Too many adherents follow without thought and believe what they were never talked into that they cannot be talked out of via thinking and reason.

Too many adherents follow without thought and believe what they were never talked into that they cannot be talked out of via thinking and reason.

An excellent point. I do think application of reason can guide one away from irrational or purely emotionally-based beliefs. But that of course requires one to start to embrace and value reason.

There are many seeming contradictions in play, as you point out. It’s for that reason that I think of being on the Left as a position of “unstable equilibrium”: any small displacement away seems to produce continued acceleration away, rather than a restoring force. Maybe it’s our job to help seed those first small displacements in discussion and debate, as Martin described doing.

I’m working on slowly trying to turn a friend from an NPC cliche into a free thinker. I forget the conversation the other day but at one point we touched on freedom of speech and “hate speech” which he was prevaricating about. I think I hit an actual brain cell though when I asked him “well, do you believe in freedom of thought?” which he immediately agreed with. “So, do you not see that if you don’t have the freedom to write and say what’s in your head then you don’t really have freedom of thought.” As usual, as soon as the argument was won he went off on some unrelated tangent to change the subject, but for a moment there I got the feeling I had gotten through to him.

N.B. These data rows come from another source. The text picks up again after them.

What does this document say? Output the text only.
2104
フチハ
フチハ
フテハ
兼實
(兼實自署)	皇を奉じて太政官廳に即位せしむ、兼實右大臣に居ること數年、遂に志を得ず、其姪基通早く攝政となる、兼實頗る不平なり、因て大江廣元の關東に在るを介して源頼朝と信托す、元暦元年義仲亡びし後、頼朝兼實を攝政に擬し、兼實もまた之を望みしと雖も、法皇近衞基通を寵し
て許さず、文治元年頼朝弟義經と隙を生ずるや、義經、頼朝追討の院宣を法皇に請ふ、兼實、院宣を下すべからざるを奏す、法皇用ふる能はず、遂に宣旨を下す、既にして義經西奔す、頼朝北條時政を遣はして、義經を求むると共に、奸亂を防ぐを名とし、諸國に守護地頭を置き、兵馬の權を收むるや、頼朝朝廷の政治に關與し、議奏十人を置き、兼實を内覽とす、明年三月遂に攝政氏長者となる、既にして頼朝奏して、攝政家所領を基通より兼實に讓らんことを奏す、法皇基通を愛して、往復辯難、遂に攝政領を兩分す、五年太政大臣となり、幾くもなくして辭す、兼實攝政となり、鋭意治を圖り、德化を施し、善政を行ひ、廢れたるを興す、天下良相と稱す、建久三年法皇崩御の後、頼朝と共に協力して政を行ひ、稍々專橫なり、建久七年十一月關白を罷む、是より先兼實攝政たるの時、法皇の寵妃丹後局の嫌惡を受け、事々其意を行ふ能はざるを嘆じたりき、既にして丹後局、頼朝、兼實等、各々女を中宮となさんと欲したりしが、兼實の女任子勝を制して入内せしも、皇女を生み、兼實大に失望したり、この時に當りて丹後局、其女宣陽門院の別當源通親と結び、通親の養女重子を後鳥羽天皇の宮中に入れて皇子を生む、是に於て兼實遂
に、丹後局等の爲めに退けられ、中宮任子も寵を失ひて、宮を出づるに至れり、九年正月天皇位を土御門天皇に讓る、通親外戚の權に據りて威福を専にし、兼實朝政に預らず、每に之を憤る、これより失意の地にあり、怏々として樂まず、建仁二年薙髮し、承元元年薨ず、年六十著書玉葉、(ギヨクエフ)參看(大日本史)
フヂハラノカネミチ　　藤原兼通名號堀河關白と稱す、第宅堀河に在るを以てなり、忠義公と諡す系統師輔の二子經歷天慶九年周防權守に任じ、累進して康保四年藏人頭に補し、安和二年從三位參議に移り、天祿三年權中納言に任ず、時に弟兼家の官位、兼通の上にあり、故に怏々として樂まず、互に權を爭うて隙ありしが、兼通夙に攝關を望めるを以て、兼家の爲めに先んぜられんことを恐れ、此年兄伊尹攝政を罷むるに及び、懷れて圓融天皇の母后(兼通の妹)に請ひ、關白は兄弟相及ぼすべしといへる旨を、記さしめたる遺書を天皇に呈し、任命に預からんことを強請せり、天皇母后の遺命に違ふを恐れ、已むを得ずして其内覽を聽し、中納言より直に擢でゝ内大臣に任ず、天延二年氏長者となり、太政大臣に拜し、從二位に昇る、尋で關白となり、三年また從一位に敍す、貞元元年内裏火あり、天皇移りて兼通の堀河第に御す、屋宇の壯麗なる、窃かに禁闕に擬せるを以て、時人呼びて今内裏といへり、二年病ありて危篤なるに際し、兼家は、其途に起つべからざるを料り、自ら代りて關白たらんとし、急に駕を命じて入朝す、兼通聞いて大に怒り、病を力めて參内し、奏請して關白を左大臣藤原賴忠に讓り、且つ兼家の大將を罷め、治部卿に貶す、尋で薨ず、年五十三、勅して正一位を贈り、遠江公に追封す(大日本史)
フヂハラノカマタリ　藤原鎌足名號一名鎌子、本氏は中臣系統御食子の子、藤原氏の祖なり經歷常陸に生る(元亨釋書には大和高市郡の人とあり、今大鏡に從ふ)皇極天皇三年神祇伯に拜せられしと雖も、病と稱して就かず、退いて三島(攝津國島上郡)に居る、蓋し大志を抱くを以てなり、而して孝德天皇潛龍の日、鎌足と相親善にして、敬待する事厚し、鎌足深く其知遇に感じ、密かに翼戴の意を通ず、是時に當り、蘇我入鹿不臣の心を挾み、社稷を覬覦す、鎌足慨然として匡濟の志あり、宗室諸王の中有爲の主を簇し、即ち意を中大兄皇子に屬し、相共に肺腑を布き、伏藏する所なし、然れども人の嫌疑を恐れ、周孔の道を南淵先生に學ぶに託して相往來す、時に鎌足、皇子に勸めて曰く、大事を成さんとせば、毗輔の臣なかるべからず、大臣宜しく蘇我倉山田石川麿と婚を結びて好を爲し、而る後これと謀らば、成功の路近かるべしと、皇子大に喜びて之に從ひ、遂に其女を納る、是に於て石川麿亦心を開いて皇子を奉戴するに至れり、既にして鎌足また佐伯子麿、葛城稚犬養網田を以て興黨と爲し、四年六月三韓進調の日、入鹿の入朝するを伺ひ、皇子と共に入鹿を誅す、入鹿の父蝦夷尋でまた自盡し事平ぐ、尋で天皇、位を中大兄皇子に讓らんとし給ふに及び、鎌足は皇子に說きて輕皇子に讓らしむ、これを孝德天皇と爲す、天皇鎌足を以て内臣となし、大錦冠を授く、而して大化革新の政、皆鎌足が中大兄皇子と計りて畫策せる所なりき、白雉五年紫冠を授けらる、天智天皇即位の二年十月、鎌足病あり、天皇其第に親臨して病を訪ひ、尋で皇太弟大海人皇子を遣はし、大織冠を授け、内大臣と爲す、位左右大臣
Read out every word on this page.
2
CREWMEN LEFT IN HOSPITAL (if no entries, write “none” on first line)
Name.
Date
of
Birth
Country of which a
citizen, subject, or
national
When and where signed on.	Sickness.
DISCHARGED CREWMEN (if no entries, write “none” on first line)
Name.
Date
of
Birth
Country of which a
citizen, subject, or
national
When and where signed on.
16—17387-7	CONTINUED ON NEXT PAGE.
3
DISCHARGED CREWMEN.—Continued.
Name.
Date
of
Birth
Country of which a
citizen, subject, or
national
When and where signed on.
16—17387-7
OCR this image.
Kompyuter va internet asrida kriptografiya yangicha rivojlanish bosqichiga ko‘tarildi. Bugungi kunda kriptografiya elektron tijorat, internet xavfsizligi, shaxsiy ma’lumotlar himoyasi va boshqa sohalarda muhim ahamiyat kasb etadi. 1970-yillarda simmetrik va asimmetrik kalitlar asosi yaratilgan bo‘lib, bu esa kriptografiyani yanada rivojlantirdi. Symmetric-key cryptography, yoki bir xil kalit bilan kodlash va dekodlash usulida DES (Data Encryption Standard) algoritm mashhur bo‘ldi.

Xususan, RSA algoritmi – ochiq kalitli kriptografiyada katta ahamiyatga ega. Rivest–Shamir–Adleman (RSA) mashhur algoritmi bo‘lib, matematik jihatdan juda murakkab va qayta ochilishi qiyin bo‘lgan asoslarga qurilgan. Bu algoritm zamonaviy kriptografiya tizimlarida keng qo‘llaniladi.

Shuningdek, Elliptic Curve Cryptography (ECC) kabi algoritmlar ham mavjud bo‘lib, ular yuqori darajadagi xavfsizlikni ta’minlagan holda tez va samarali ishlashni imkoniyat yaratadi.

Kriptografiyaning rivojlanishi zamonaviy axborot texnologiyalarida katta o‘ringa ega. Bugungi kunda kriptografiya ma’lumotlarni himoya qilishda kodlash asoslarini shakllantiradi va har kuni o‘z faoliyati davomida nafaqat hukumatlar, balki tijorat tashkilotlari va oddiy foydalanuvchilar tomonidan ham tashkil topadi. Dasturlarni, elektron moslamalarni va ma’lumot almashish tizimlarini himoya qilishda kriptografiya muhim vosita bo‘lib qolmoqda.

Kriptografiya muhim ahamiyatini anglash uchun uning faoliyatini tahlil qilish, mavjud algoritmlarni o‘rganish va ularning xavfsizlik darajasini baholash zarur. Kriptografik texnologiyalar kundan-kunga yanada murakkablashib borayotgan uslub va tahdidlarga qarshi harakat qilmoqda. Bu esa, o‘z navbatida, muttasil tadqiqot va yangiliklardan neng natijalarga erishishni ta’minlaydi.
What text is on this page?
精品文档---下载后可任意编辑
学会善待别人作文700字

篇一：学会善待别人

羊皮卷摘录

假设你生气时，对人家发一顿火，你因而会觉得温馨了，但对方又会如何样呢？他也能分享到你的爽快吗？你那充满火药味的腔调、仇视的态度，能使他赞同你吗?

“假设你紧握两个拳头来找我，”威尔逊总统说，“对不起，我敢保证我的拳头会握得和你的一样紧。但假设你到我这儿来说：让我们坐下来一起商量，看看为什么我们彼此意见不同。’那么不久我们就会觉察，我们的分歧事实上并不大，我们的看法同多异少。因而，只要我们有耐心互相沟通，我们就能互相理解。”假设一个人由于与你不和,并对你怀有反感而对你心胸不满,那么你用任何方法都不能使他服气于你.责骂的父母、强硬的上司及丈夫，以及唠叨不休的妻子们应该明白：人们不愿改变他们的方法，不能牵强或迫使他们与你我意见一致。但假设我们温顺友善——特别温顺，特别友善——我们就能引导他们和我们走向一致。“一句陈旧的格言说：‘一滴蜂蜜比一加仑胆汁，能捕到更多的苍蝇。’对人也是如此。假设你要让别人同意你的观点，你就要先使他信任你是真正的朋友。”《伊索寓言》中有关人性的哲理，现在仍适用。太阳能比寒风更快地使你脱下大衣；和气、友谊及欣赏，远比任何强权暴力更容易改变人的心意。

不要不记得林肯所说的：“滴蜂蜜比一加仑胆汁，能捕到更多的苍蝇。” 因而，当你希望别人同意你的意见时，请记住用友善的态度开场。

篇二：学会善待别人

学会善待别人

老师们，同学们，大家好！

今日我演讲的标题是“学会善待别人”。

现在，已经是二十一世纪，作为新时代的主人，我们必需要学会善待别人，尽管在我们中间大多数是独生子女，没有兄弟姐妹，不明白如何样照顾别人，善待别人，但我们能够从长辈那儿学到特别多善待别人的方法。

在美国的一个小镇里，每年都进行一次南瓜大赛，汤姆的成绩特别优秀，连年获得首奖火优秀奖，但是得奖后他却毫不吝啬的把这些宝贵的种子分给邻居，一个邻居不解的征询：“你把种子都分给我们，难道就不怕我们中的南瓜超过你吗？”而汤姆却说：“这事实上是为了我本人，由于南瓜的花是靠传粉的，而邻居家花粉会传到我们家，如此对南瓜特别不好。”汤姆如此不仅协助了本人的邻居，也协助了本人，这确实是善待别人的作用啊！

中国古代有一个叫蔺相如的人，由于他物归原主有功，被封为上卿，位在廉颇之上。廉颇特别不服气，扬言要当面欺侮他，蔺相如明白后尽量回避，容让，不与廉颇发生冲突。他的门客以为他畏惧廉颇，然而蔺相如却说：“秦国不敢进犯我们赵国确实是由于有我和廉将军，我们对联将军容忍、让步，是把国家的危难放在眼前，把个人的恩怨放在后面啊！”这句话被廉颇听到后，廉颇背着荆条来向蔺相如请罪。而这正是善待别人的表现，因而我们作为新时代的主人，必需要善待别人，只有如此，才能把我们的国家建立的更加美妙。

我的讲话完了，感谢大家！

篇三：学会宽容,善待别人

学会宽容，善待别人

That hasty change of subject seems a likely sign that you both hit a nerve and planted a seed, Martin. The general belief on the Left is that some ideas should not be allowed to be expressed because they are hurtful, but it seems only a matter of time before a person encounters a subject on which he thinks differently than the herd, realizes he’d better keep quiet for fear of being attacked and ostracized, and starts to think about how wrongly precarious his position is in the shackles of such orthodoxy. General values like freedom of speech and action seem like good avenues to pursue. I hope your friend will start to come around and see the light, bit by bit.

When it becomes “hurtful” to them, it’s harmful to the one because we all know “they eat their own”.